Um resumo do neoliberalismo que se limite a defini-lo como defesa do mercado, redução do Estado e privatização perde justamente aquilo que torna essa ideologia eficaz. O neoliberalismo não é apenas um conjunto de medidas econômicas aplicado por governos; é uma forma de organizar a sociedade para que a concorrência pareça uma condição natural da existência. No Brasil, ele aparece quando o entregador precisa financiar a própria motocicleta para trabalhar, quando a professora compra equipamentos para dar aula, quando o trabalhador de call center é medido por cada segundo de atendimento e quando o desempregado é aconselhado a se tornar empreendedor. A exploração deixa de ser apresentada como relação social e passa a ser narrada como deficiência individual.
A sua operação mais profunda consiste em converter direitos em riscos privados. A empresa reduz custos, o Estado administra a escassez e o indivíduo assume a culpa por não conseguir sobreviver dentro dela. A retórica da liberdade acompanha esse movimento: todos seriam livres para escolher, competir e vender suas capacidades. Mas a liberdade de aceitar qualquer condição não é autonomia; é a forma jurídica assumida pela necessidade. O neoliberalismo se sustenta precisamente porque transforma coerção econômica em escolha aparentemente voluntária.

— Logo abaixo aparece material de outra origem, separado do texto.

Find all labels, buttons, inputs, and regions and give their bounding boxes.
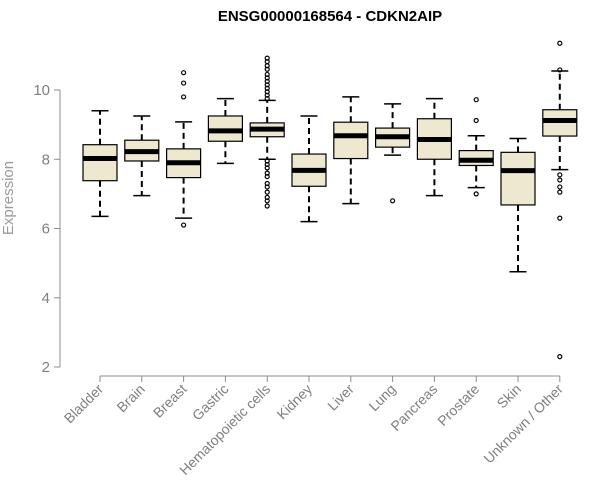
iqr-box [82,144,118,182]
box-liver [333,96,369,205]
y-tick-label: 8 [42,151,50,168]
x-tick-label: Kidney [274,381,316,423]
outlier-point [181,94,187,100]
iqr-box [333,121,369,160]
outlier-point [181,80,187,86]
outlier-point [264,71,270,78]
outlier-point [264,180,270,187]
outlier-point [264,189,270,195]
outlier-point [557,354,563,360]
y-tick-label: 2 [42,359,50,376]
box-pancreas [416,97,452,197]
box-brain [124,115,160,197]
outlier-point [264,63,270,69]
iqr-box [500,151,536,206]
outlier-point [264,194,270,200]
box-gastric [207,97,243,165]
chart-title: ENSG00000168564 - CDKN2AIP [217,8,443,25]
x-tick-label: Breast [150,381,190,421]
outlier-point [264,203,270,209]
box-skin [500,137,536,273]
y-axis: 2 4 6 8 10 [33,82,61,376]
outlier-point [557,177,563,183]
outlier-point [557,172,563,178]
x-tick-label: Prostate [434,381,482,429]
x-tick-label: Liver [324,381,357,414]
box-series [82,40,578,360]
x-tick-label: Lung [365,381,398,414]
box-kidney [291,115,327,223]
box-hematopoietic-cells [249,55,285,209]
y-tick-label: 10 [33,82,50,99]
outlier-point [181,70,187,76]
outlier-point [557,215,563,221]
outlier-point [557,189,563,195]
y-tick-label: 6 [42,221,50,238]
outlier-point [557,184,563,190]
outlier-point [473,117,479,124]
x-tick-label: Brain [113,381,147,415]
x-tick-label: Unknown / Other [480,381,566,467]
box-breast [166,70,202,228]
box-unknown-other [542,40,578,360]
box-prostate [458,97,494,197]
outlier-point [557,67,563,73]
box-bladder [82,110,118,218]
x-tick-label: Bladder [61,381,107,427]
y-axis-label: Expression [0,161,17,235]
outlier-point [473,97,479,103]
y-tick-label: 4 [42,290,50,307]
outlier-point [557,40,563,46]
outlier-point [264,170,270,176]
outlier-point [181,222,187,228]
outlier-point [264,158,270,164]
outlier-point [264,55,270,61]
outlier-point [390,198,396,204]
box-lung [375,103,411,204]
outlier-point [473,191,479,197]
x-tick-label: Skin [494,381,525,412]
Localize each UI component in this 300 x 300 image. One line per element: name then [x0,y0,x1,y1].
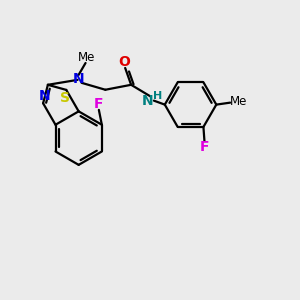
Text: Me: Me [230,95,247,108]
Text: F: F [200,140,209,154]
Text: N: N [38,89,50,103]
Text: F: F [94,97,104,111]
Text: N: N [73,72,84,86]
Text: S: S [60,91,70,105]
Text: N: N [142,94,154,108]
Text: H: H [153,91,163,101]
Text: Me: Me [78,51,95,64]
Text: O: O [118,55,130,69]
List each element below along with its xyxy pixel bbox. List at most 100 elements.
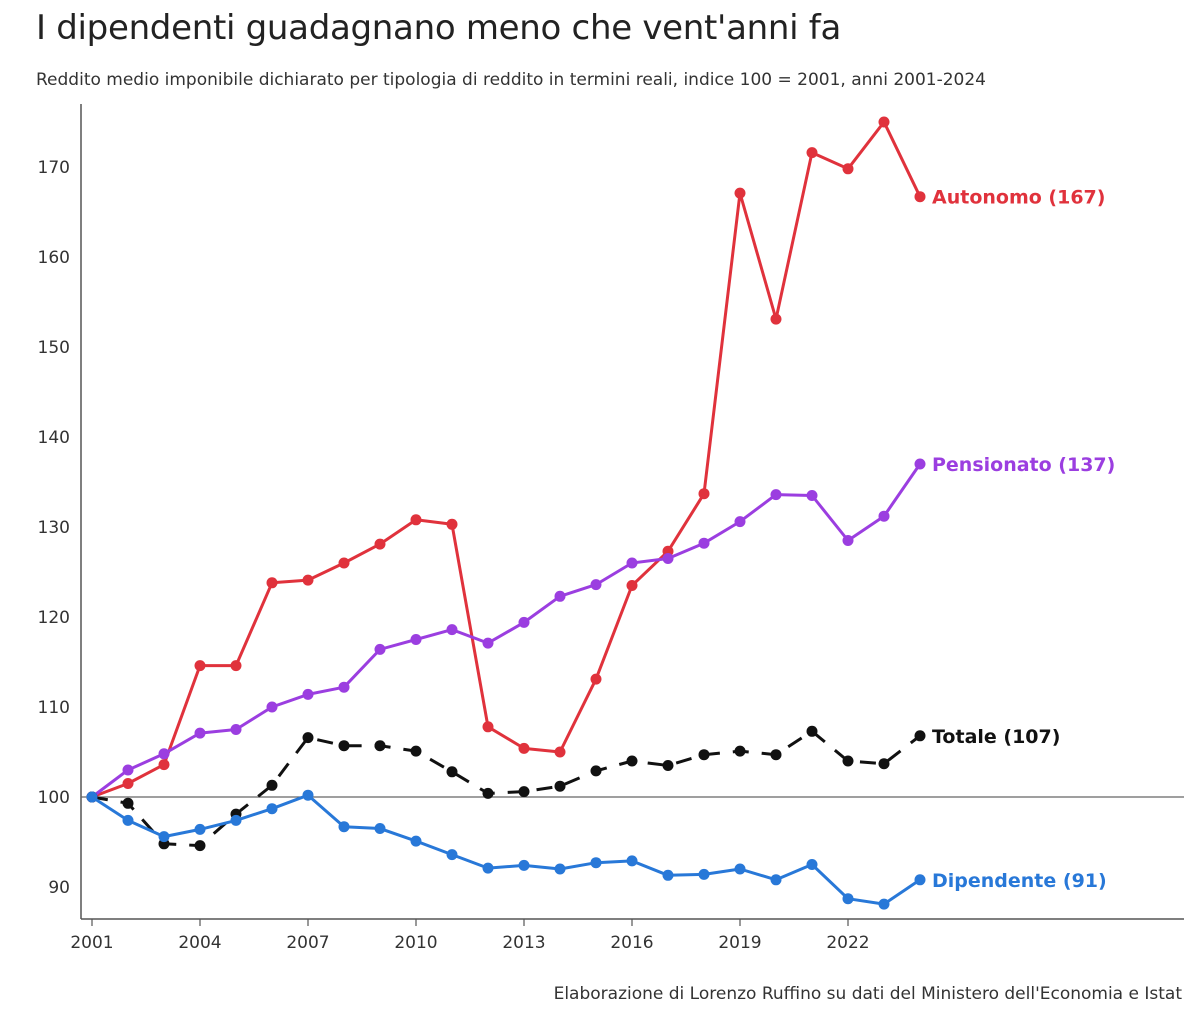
- y-tick-label: 90: [48, 878, 70, 898]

O resumo do neoliberalismo começa pela concorrência, não pela privatização
Privatizações, terceirizações, cortes de políticas públicas e flexibilização trabalhista são componentes importantes, mas não esgotam o fenômeno. A característica decisiva do neoliberalismo é fazer da concorrência o princípio geral de funcionamento da vida social. Empresas competem por mercados, trabalhadores competem por vagas, escolas competem por desempenho, municípios competem por investimentos e pessoas competem por visibilidade. O que antes poderia ser compreendido como problema coletivo passa a ser medido como vantagem ou fracasso individual.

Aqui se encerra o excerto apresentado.